Last week the first case of someone infected with Ebola was confirmed. It turned out to be a man who came into contact with an Ebola patient in his native country of Liberia shortly before coming to the United States.  And while he evidently told hospital staff in Texas that he had recently been in an infected zone, the hospital in Dallas mistakenly released him back into the general population and God knows how many individuals may have come into contact with this poor guy before he was properly diagnosed.

The challenge now facing Texas Health Presbyterian Hospital is to identify every person with whom this patient may have had contact, get them isolated and tested and hope that the disease hasn’t spread.  But I’ll tell you this: If there’s even the slightest hint that the Ebola virus might appear in Dallas or elsewhere, guess which agency the entire American population will expect to step in?  It won’t be the NRA, that’s for sure.  Despite the fact that the penultimate guardians of the 2nd Amendment, along with Rand Paul, claim to know what doctors should and shouldn’t do, the burden of dealing with Ebola will fall right where it should – on public health researchers and the CDC.

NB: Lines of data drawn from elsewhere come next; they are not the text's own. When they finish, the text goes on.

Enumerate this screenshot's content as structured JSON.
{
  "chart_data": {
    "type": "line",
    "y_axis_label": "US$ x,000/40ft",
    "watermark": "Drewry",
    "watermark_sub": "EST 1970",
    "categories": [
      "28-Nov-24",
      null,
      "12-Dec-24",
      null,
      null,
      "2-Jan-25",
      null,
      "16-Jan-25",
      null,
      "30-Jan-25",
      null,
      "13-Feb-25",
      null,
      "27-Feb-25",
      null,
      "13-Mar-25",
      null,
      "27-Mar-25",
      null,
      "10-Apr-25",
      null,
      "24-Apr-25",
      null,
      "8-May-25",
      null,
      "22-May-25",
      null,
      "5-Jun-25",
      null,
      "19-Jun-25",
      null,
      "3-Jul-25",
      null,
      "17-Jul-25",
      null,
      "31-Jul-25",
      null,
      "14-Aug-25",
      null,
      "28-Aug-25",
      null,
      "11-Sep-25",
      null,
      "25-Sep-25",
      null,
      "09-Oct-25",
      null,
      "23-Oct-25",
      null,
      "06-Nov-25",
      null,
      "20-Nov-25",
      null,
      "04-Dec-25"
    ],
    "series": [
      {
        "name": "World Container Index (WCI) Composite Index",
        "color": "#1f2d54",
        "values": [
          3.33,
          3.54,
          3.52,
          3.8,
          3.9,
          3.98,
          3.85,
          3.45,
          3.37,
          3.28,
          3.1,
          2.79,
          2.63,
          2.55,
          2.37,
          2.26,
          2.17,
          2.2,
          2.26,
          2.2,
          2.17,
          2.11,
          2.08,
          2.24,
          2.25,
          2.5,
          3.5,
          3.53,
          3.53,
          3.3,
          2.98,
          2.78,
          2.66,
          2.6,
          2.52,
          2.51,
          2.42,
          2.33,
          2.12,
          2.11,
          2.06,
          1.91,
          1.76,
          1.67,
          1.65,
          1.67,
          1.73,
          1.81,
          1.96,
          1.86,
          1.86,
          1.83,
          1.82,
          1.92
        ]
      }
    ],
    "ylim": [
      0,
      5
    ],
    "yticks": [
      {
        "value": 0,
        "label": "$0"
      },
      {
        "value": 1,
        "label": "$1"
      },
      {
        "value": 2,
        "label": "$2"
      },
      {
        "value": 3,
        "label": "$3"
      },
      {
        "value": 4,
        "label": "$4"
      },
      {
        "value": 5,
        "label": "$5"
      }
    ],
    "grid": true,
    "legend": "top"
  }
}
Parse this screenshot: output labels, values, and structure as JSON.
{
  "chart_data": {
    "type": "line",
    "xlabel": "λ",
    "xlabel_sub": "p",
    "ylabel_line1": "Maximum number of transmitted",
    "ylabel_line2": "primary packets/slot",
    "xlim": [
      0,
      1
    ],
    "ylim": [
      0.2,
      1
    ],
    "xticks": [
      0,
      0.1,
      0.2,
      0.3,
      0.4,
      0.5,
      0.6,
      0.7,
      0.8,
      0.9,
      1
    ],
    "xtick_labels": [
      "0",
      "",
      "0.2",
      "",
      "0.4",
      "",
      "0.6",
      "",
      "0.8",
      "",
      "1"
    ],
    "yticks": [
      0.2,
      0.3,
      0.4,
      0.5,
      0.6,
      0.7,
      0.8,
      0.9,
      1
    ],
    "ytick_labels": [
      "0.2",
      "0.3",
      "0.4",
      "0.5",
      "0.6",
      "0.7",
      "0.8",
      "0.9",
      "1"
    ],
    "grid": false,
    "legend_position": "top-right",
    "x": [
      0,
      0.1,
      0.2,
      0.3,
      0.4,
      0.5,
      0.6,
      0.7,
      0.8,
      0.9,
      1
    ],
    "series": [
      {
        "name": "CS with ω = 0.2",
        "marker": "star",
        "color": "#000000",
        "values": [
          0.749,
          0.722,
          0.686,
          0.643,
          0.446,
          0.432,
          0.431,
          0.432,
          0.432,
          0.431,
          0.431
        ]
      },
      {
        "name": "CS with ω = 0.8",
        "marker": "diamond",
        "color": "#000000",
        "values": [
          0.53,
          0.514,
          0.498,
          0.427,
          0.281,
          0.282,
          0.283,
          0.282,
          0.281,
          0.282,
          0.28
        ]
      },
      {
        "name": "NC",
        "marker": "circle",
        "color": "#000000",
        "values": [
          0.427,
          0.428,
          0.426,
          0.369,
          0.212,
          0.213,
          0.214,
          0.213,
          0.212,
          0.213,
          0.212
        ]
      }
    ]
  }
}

I’m not saying that gun violence is as much a threat to public health as Ebola.  In roughly a month, the WHO estimates that the “epidemic” has killed more than 3,000 people  in Liberia, Guinea and Sierra Leone.  Representatives from more than twenty countries are now meeting in London to figure out how to get more medical aid and resources to contain the deadly spread.  In Sierra Leone there are five new cases reported every hour of every day.

Hey, wait a minute.  The Ebola mortality rate is estimated at 50%, which means that 30 people will die each day from the virus in Sierra Leone, which is about one-third of all the cases that are being reported throughout West Africa at this time.  Do the arithmetic, as Bill Clinton said, and this adds up to 30,000+ Ebola victims in West Africa over a full year.  Isn’t that roughly the same number of people who die from gun violence each year in the United States?

But let’s not forget that the CDC isn’t allowed to figure out what to do about gun violence and if it were up to the NRA, every state would follow Florida’s lead in gagging doctors who want to talk to their patients about guns.  If 30,000 Ebola deaths in Africa constitutes an epidemic, what do you call 30,000 gun deaths which have occurred every year in America for the past twenty years?